CI We’ve both been creating solo for so long, it’s easier when you have another person to bounce ideas off of. Either of us might have a good “part”, but don’t know where to go after that. The other can take a fresh look and make something new to grow it into a full song. Back and forth.
DH: Lyrics: the most deliberate hard thing on the planet. Was gonna hire someone to write lyrics, or use Charles' random piles of notebooks. Like we literally texted about how we weren't gonna be able to write good lyrics and how hard it was. But we ended out doing it. Mostly through just calibrating on things we think, know, or wonder about, things we experience or witness etc.. Songwriting processes include the lyrics taking the longest, research in tune, like a full day research or two, sometimes multiple weeks. Learn so much, might spend days reading about afterlife thoughts, kubler ross, egyptians, ma’at - huge readers so this is really key.
What kinds of messages do you like to get across in your music?
The only thing that matters to us, is building a song that the listener can interpret on their own and have a personal connection to. Once our songs are complete we don't own them anymore and we don't have interest in taking away the listeners feelings and meaning of them, that belief is so sacred to us that we determined that before we even started making any of our songs.
Do you ever have disagreements in your band, and how do you get past them?
We spend hours talking about strategy all the time and it is important we get synced on vision and meaning, because if we both can see the same end state, then we can just allow the journey to take us there. Since we grew up together, we know how to navigate collaboration and what battles to pick when one of us wants to stand up for something, and we provide a whole lot of trust and respect to one another and leave space for creativity. There are 3 songs on the album that we initially did not agree should be on there musically when getting started, One song I (Dan) made from a riff Charles created, Charles didn’t think had enough edge, and so we made one key tweak and it made a world of difference, and another song I created, I didn’t want to include at all, but Charles defended it and talked me into it - so it goes all different ways. We have a lot of trust, but that was earned over long periods of time. We collectively don;t trust others opinions most of the time and for that reason, never let anyone hear a note of this album until it was 100% complete and mastered.
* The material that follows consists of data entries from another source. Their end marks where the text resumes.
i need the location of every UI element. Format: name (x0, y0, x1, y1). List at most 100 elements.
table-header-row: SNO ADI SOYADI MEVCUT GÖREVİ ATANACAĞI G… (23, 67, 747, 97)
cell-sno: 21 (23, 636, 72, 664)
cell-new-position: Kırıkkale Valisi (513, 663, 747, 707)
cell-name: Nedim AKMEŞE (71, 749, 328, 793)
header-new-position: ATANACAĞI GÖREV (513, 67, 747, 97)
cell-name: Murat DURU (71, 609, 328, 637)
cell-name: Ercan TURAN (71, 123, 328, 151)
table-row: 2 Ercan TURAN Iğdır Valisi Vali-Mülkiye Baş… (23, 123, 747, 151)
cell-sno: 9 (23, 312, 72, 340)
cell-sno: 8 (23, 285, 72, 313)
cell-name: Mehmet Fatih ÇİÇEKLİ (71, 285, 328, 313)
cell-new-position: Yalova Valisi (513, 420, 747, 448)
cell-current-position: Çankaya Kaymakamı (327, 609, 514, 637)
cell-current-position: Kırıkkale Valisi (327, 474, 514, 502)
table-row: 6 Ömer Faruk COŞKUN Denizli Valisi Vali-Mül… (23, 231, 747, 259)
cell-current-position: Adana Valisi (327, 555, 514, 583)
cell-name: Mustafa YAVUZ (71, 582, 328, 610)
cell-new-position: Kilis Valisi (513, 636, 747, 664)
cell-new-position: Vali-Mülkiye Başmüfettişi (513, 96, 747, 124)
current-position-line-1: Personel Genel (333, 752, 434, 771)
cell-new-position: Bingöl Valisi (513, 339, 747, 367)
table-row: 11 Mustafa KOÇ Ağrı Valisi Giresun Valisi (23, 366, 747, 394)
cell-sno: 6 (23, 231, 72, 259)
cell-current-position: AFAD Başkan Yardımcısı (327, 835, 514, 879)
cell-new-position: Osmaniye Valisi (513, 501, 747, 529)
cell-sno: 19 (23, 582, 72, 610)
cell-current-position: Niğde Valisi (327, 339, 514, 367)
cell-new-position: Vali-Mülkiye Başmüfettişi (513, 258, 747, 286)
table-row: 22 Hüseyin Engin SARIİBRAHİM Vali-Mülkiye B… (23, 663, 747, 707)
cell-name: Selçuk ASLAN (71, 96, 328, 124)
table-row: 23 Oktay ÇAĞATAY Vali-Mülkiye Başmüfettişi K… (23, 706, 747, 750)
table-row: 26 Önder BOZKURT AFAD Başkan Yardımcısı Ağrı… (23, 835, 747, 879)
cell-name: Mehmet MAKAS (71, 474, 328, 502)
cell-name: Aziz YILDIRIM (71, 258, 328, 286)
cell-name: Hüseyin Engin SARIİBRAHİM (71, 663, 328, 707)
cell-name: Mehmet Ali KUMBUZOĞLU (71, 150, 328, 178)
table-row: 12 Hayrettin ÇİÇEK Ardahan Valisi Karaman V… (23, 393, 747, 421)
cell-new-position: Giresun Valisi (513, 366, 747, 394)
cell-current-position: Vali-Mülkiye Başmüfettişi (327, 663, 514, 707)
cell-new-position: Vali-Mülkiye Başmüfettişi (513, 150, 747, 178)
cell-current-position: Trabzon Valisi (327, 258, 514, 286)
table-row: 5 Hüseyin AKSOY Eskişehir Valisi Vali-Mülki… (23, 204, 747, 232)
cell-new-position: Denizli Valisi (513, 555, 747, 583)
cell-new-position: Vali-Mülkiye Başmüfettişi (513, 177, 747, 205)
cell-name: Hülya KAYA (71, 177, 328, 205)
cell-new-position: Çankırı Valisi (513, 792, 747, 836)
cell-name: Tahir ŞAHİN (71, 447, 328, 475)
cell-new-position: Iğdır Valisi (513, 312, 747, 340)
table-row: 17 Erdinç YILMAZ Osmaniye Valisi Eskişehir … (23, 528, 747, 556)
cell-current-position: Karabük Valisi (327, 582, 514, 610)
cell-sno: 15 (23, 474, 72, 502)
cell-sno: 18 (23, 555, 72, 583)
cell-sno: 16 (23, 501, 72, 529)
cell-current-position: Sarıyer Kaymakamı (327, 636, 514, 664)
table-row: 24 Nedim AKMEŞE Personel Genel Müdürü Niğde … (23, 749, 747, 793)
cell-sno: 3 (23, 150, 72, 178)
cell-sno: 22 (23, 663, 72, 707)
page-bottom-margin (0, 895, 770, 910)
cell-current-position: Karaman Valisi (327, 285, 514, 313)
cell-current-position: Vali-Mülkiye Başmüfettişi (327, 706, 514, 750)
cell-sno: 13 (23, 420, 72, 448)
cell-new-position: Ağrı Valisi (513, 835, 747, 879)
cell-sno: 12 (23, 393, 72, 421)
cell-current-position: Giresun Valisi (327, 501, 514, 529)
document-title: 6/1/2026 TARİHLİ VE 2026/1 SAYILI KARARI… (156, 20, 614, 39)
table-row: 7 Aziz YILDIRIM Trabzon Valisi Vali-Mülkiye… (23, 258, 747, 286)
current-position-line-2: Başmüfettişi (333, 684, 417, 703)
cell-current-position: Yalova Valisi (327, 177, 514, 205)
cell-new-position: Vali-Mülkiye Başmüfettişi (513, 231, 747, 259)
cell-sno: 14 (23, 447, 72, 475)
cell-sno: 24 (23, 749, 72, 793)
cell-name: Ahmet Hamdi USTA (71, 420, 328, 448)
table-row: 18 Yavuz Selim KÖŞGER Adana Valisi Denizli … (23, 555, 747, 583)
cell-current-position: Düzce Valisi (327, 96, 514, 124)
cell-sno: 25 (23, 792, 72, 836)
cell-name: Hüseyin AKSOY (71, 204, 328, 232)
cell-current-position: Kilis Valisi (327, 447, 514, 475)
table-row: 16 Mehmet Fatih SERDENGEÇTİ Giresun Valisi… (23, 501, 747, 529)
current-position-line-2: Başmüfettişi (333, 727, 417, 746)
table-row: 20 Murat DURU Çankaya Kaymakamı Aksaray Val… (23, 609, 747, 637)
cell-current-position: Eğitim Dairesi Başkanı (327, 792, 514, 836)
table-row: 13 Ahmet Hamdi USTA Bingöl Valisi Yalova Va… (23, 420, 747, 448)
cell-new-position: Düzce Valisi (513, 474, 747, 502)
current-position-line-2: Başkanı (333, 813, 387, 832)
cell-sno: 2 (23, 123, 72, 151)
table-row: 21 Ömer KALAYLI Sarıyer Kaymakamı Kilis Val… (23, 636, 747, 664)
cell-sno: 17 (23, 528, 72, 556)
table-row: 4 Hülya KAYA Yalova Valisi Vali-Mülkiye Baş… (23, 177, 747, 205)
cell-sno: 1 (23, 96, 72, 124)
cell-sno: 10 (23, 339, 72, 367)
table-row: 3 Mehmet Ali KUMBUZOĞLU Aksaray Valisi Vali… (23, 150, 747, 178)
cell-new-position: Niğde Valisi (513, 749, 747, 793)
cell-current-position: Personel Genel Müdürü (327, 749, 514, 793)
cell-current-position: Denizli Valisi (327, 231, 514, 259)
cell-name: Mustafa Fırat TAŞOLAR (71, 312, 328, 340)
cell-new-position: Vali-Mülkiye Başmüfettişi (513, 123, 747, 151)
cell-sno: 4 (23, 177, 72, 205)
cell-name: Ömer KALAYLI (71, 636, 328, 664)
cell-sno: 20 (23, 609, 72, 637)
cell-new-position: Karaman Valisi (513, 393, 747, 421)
What are your plans for the future, and do you have anything that you want to spotlight that is coming up?
We have 3 more impliers albums we are working on right now. Cocoon is part of a multiple album concept where we ironed out the story long ago, and each album has our signature sound, but has its own feel and theme completely. Even 3 years after we ironed out the direction, we’ve never lost excitement for our direction and are looking forward to having a little more time to finish up the next release, ideally in 2023.